Przenieśliśmy się! Gamepedia połączyła siły z Fandomem, w rezultacie czego ta wiki została połączona ze swoim odpowiednikiem na Fandomie. Wiki została zarchiwizowana; prosimy czytelników oraz edytorów o przeniesienie się na połączoną wiki na Fandomie. Kliknij, aby przejść do nowej wiki.

CZYTAJ WIĘCEJ

Wiedźmińska Wiki

Jaskółka - gnomi gwyhyr. Wykuta ponad 200 lat temu głownia, oprawiona według dawnych technik, metod i wzorców przez gnomy z Tir Tochair na zlecenie miecznika Esterhazego. Miecz został kupiony przez Bonharta, specjalnie dla Ciri, która nadała mu imię Jaskółka. Zanim Ciri go dostała, musiała walczyć z Bonhartem w sklepie miecznika. Później Bonhart odebrał jej miecz i dawał tylko na specjalne okazje (np.: walka na arenie). Gdy Ciri uciekła, wzięła ze sobą Jaskółkę, która służyła jej już na stałe.

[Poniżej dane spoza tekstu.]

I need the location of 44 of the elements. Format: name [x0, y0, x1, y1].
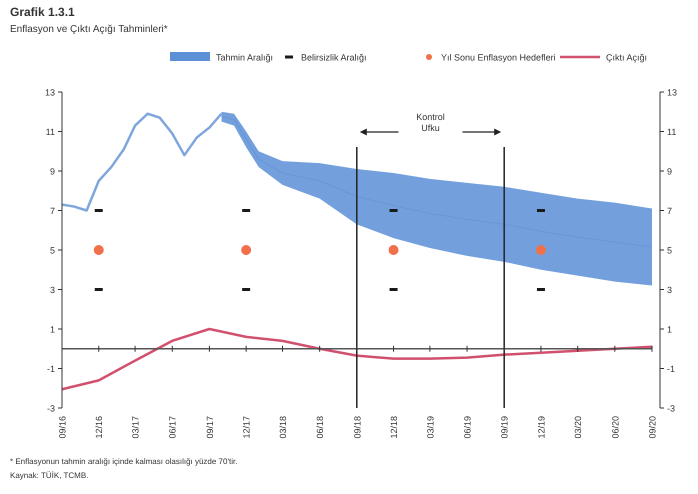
x-tick-label: 09/17 — [204, 416, 215, 439]
y2-tick-label: 7 — [667, 206, 672, 216]
x-tick-label: 09/18 — [352, 416, 362, 439]
y2-tick-label: 11 — [667, 127, 676, 137]
annotation: Kontrol Ufku — [416, 112, 445, 133]
y2-tick-label: 13 — [667, 88, 678, 98]
y-tick-label: 3 — [50, 285, 55, 295]
x-tick-label: 12/17 — [242, 416, 252, 439]
legend-label: Tahmin Aralığı — [216, 52, 274, 62]
x-tick-label: 12/19 — [536, 416, 546, 439]
x-tick-label: 12/18 — [389, 416, 400, 439]
x-tick-label: 06/19 — [462, 416, 473, 439]
y-tick-label: 11 — [46, 127, 55, 137]
y-tick-label: 5 — [50, 246, 55, 256]
y2-tick-label: 3 — [667, 285, 672, 295]
y2-tick-label: -1 — [667, 364, 676, 374]
legend-label: Belirsizlik Aralığı — [301, 52, 367, 62]
chart-subtitle: Enflasyon ve Çıktı Açığı Tahminleri* — [10, 24, 168, 35]
x-tick-label: 03/19 — [425, 416, 436, 439]
x-tick-label: 09/16 — [58, 416, 68, 439]
y-tick-label: 7 — [50, 206, 55, 216]
y2-tick-label: -3 — [667, 404, 676, 414]
y2-tick-label: 1 — [667, 324, 672, 334]
x-tick-label: 03/18 — [278, 416, 288, 439]
x-tick-label: 03/17 — [130, 416, 141, 439]
y2-tick-label: 9 — [667, 166, 672, 176]
y-tick-label: 13 — [44, 88, 55, 98]
x-tick-label: 06/17 — [168, 416, 178, 439]
text: Kaynak: TÜİK, TCMB. — [10, 471, 88, 480]
x-tick-label: 12/16 — [94, 416, 104, 439]
legend-label: Çıktı Açığı — [606, 52, 648, 62]
y-tick-label: 1 — [50, 324, 55, 334]
y2-tick-label: 5 — [667, 246, 672, 256]
x-tick-label: 06/18 — [315, 416, 326, 439]
text: * Enflasyonun tahmin aralığı içinde kalması olasılığı yüzde 70'tir. — [10, 457, 238, 466]
chart-title: Grafik 1.3.1 — [10, 5, 76, 19]
y-tick-label: -1 — [46, 364, 55, 374]
y-tick-label: -3 — [46, 404, 55, 414]
y-tick-label: 9 — [50, 166, 55, 176]
x-tick-label: 06/20 — [610, 416, 620, 439]
legend-label: Yıl Sonu Enflasyon Hedefleri — [441, 52, 556, 62]
x-tick-label: 09/19 — [500, 416, 510, 439]
x-tick-label: 03/20 — [573, 416, 584, 439]
x-tick-label: 09/20 — [648, 416, 658, 439]
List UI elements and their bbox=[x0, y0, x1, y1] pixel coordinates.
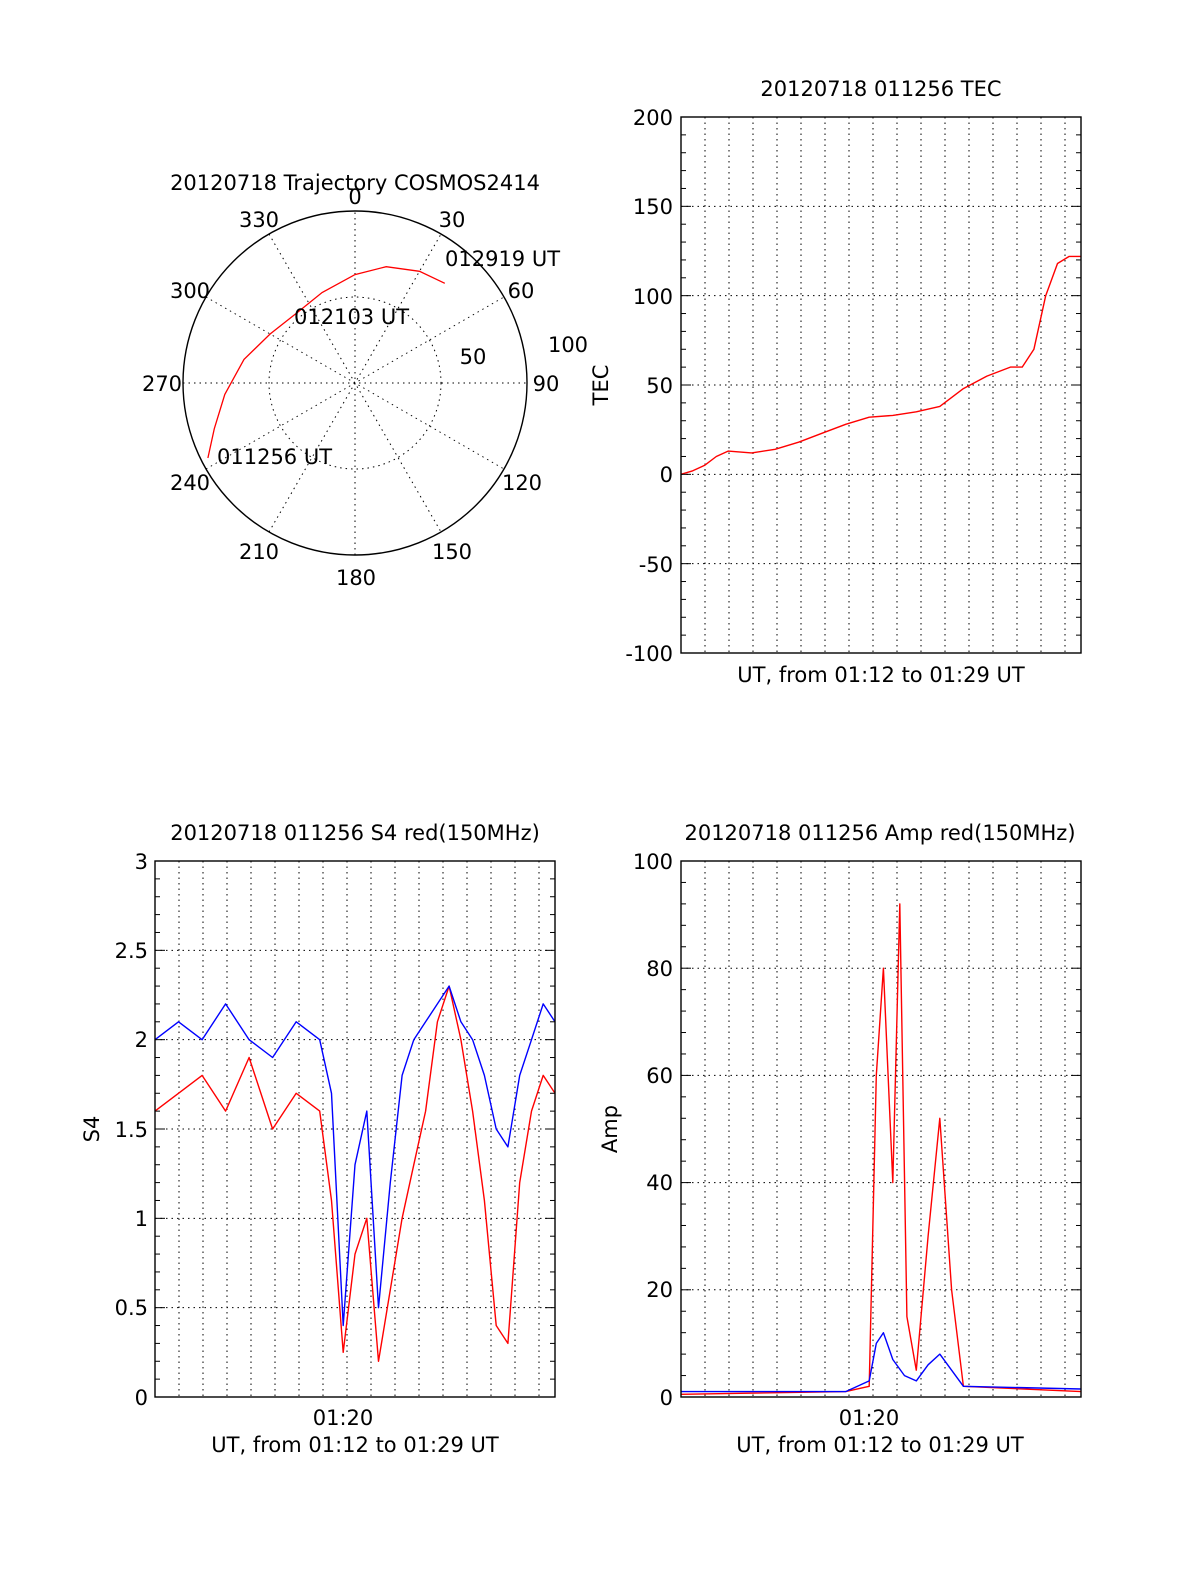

Dane z książek Sapkowskiego[]

Ciri zbliżyła się. Spojrzała. I westchnęła głośno. Obnażyła miecz, szybkim ruchem. Ogień z komina oślepiająco zapłonął na faliście zarysowanym szwie ostrza, zajarzył się czerwono w ażurowaniach zastawy.
- To ten - powiedziała Ciri. - Jak się pewnie domyślasz. Weź do ręki, jeśli chcesz. Ale uważaj, jest ostrzejszy od brzytwy. Czujesz, jak rękojeść klei się do dłoni? Zrobiona jest ze skóry takiej płaskiej ryby, co ma na ogonie jadowity kolec.
- Raja.
- Chyba. Ta ryba ma w skórze malutkie ząbki, dlatego rękojeść nie ślizga się w ręku, nawet gdy się ręka spoci. Zobacz, co jest wytrawione na klindze.
Vysogota pochylił się, przyjrzał, mrużąc oczy.
- Elfia mandala - powiedział po chwili, unosząc głowę. - Tak zwana blathan caerme, girlanda losu: stylizowane kwiaty dębu, tawuły i żarnowca. Wieża, rażona piorunem, u Starszych Ras symbol chaosu i destrukcji... A nad wieżą...
- Jaskółka - dokończyła Ciri. - Zireael. Moje imię.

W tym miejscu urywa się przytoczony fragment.